Strengths and limitations

This study has several strengths. First, we used a large general population sample, where other studies focused on children with clinical problems only [10]. Studying the general population is important because also children without emotional/behavioural problems or with subclinical problems use psychosocial care [2]. A second strength is the longitudinal design. We performed separate analyses, where all independent variables were measured before the assessment of psychosocial care use at age 9 years, which decreased the likelihood that psychosocial care influenced the perceived need. A third strength is that we focused on children instead of adolescents; determinants of mental health care use by adolescents have been studied more frequently as can be seen in the systematic review by Zwaanswijk et al. [28].

This study also has some limitations. First, the drop-out within the Generation R Study might decrease the representativeness of the sample [12]. Therefore, the results of this study should be generalised with caution. We have no reason, however, to believe that this drop-out has influenced our study findings as the percentage of care users was comparable to registry data and sociodemographic factors were accounted for. A second limitation is that caution is needed in the interpretation of the stratified analyses because of potential power issues, especially in the non-Western stratum. Third, we used an observational design, and, therefore, conclusions about causal relationships are limited. Lastly, the variables were measured via parent-reported questionnaires, so all used data is proxy-reported. Furthermore, using questionnaires might have introduced recall bias and, consequently, an underestimation of the outcome seems most likely [32]. People are probably more likely to forget care was obtained than to over-report care use.
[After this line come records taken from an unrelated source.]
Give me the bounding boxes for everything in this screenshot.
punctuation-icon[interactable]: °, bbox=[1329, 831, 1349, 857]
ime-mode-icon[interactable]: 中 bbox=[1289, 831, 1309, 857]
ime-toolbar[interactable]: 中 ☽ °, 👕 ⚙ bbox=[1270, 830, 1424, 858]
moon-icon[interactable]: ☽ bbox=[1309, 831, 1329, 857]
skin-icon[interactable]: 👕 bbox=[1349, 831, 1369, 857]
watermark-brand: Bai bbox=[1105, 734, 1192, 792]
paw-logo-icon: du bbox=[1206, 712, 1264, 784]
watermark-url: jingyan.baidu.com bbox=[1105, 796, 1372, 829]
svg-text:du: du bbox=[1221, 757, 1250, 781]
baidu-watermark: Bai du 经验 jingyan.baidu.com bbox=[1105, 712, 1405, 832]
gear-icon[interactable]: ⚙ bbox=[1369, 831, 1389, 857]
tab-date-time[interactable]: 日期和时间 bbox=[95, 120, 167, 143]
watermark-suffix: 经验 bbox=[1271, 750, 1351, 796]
Future research and implications

Additional research is needed for a better understanding of sex and ethnic differences—regardless of emotional/behavioural problems—in psychosocial care use to improve access to and delivery of care. Also, more research is needed to unravel the association between types of problems and care use since the current literature is contradictory. We recommend studying these topics in various, large, longitudinal datasets. Moreover, the additional analyses showed that specific subgroups may receive less care and may have different determinants of psychosocial care use. More research is needed to unravel causal pathways behind these differences. Understanding these pathways contributes to our understanding of lower psychosocial care use among girls and children with a non-Western background.
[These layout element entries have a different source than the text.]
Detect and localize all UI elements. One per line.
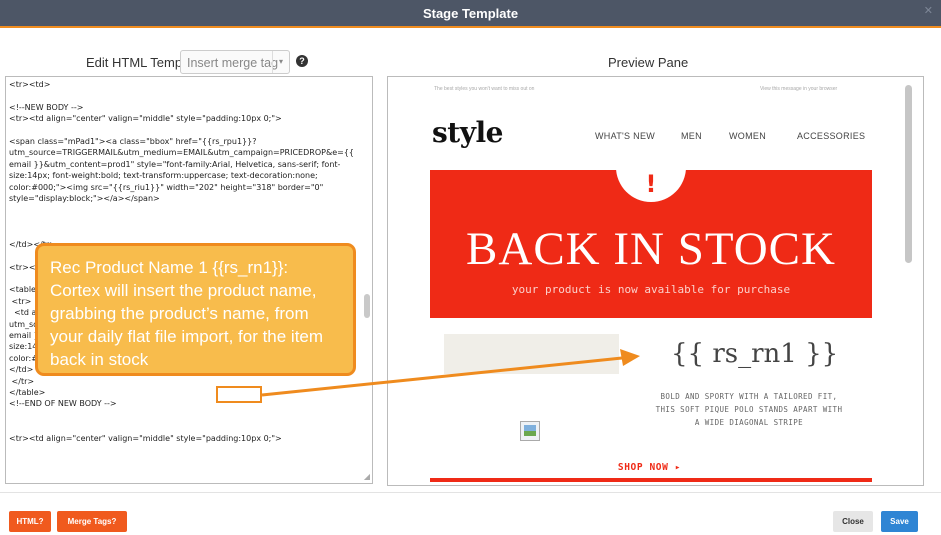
insert-merge-tag-select[interactable]: Insert merge tag ▾ (180, 50, 290, 74)
code-line[interactable]: <tr><td> (9, 79, 362, 90)
code-line[interactable]: color:#000;"><img src="{{rs_riu1}}" widt… (9, 182, 362, 193)
view-in-browser-link[interactable]: View this message in your browser (760, 86, 837, 92)
code-line[interactable] (9, 410, 362, 421)
code-line[interactable] (9, 204, 362, 215)
resize-grip-icon[interactable]: ◢ (364, 472, 370, 481)
merge-select-placeholder: Insert merge tag (187, 56, 279, 70)
code-line[interactable]: size:14px; font-weight:bold; text-transf… (9, 170, 362, 181)
code-line[interactable]: <!--END OF NEW BODY --> (9, 398, 362, 409)
email-nav-women[interactable]: WOMEN (729, 131, 766, 141)
code-line[interactable] (9, 421, 362, 432)
product-description: BOLD AND SPORTY WITH A TAILORED FIT, THI… (655, 392, 843, 427)
code-line[interactable]: </tr> (9, 376, 362, 387)
preview-label: Preview Pane (608, 55, 689, 70)
code-line[interactable] (9, 90, 362, 101)
code-line[interactable]: <!--NEW BODY --> (9, 102, 362, 113)
footer-divider (0, 492, 941, 493)
email-preheader: The best styles you won't want to miss o… (434, 86, 535, 92)
email-nav-accessories[interactable]: ACCESSORIES (797, 131, 865, 141)
code-line[interactable]: utm_source=TRIGGERMAIL&utm_medium=EMAIL&… (9, 147, 362, 158)
merge-tags-help-button[interactable]: Merge Tags? (57, 511, 127, 532)
shop-now-link[interactable]: SHOP NOW ▸ (388, 462, 911, 473)
code-line[interactable]: <tr><td align="center" valign="middle" s… (9, 433, 362, 444)
code-line[interactable] (9, 125, 362, 136)
html-help-button[interactable]: HTML? (9, 511, 51, 532)
editor-scrollbar[interactable] (364, 294, 370, 318)
product-image-placeholder (444, 334, 619, 374)
hero-title: BACK IN STOCK (466, 223, 836, 275)
email-nav-whats-new[interactable]: WHAT'S NEW (595, 131, 655, 141)
preview-scrollbar[interactable] (905, 85, 912, 263)
code-line[interactable]: </table> (9, 387, 362, 398)
modal-title: Stage Template (422, 6, 519, 21)
exclamation-icon: ! (645, 170, 657, 198)
merge-tag-highlight (216, 386, 262, 403)
hero-subtitle: your product is now available for purcha… (511, 283, 791, 296)
code-line[interactable]: <tr><td align="center" valign="middle" s… (9, 113, 362, 124)
hero-banner: ! BACK IN STOCK your product is now avai… (430, 170, 872, 318)
preview-pane: The best styles you won't want to miss o… (387, 76, 924, 486)
close-button[interactable]: Close (833, 511, 873, 532)
dropdown-caret-icon[interactable]: ▾ (272, 51, 289, 73)
modal-titlebar: Stage Template ✕ (0, 0, 941, 28)
editor-header: Edit HTML Template Insert merge tag ▾ ? (0, 48, 383, 76)
code-line[interactable]: style="display:block;"></a></span> (9, 193, 362, 204)
code-line[interactable] (9, 216, 362, 227)
annotation-callout: Rec Product Name 1 {{rs_rn1}}: Cortex wi… (35, 243, 356, 376)
email-nav-men[interactable]: MEN (681, 131, 702, 141)
code-line[interactable] (9, 227, 362, 238)
help-circle-icon[interactable]: ? (296, 55, 308, 67)
alert-badge: ! (616, 170, 686, 202)
email-divider (430, 478, 872, 482)
close-icon[interactable]: ✕ (924, 4, 933, 17)
product-name-merge-tag: {{ rs_rn1 }} (671, 339, 839, 369)
email-logo: style (432, 116, 503, 149)
code-line[interactable]: email }}&utm_content=prod1" style="font-… (9, 159, 362, 170)
broken-image-icon (520, 421, 540, 441)
code-line[interactable]: <span class="mPad1"><a class="bbox" href… (9, 136, 362, 147)
save-button[interactable]: Save (881, 511, 918, 532)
Our findings suggest that gateway providers of children, e.g. (child) health professionals, teachers and general practitioners, should be aware of the lower use of psychosocial care in Western girls and children with non-Western backgrounds compared to boys and children with a Western background, irrespective of problem levels. Furthermore, psychosocial quality of life at 5 years old—indicating the impact of problems—was a stable factor associated with care use. Therefore, it is important to focus on impact of problems on children’s psychosocial quality of life for early identification and for preventive policies.

Conclusion

Our findings indicate that generally, the presence of parent-reported emotional/behavioural problems, i.e. overall problems, externalising and internalising problems, and several types of problems, as well as a poor psychosocial quality of life at 5 and 9 are associated with psychosocial care use. Yet, children with specific non-Western backgrounds and—within the group of children with a Western background—girls are less likely to receive psychosocial care at 9 years old, irrespective of the level of emotional/behavioural problems. In particular, we observed that parent-reported emotional/behavioural problems at 5 and 9 years old are associated with psychosocial care use in Western children, but not in non-Western children. Poor psychosocial quality of life (high impact) at 5 years is associated with care use in all children. These findings indicate room to improve access to and delivery of care to reduce disparities in psychosocial care use, especially for girls and non-Western children. Further research is warranted to improve our understanding of determinants of psychosocial care use in children.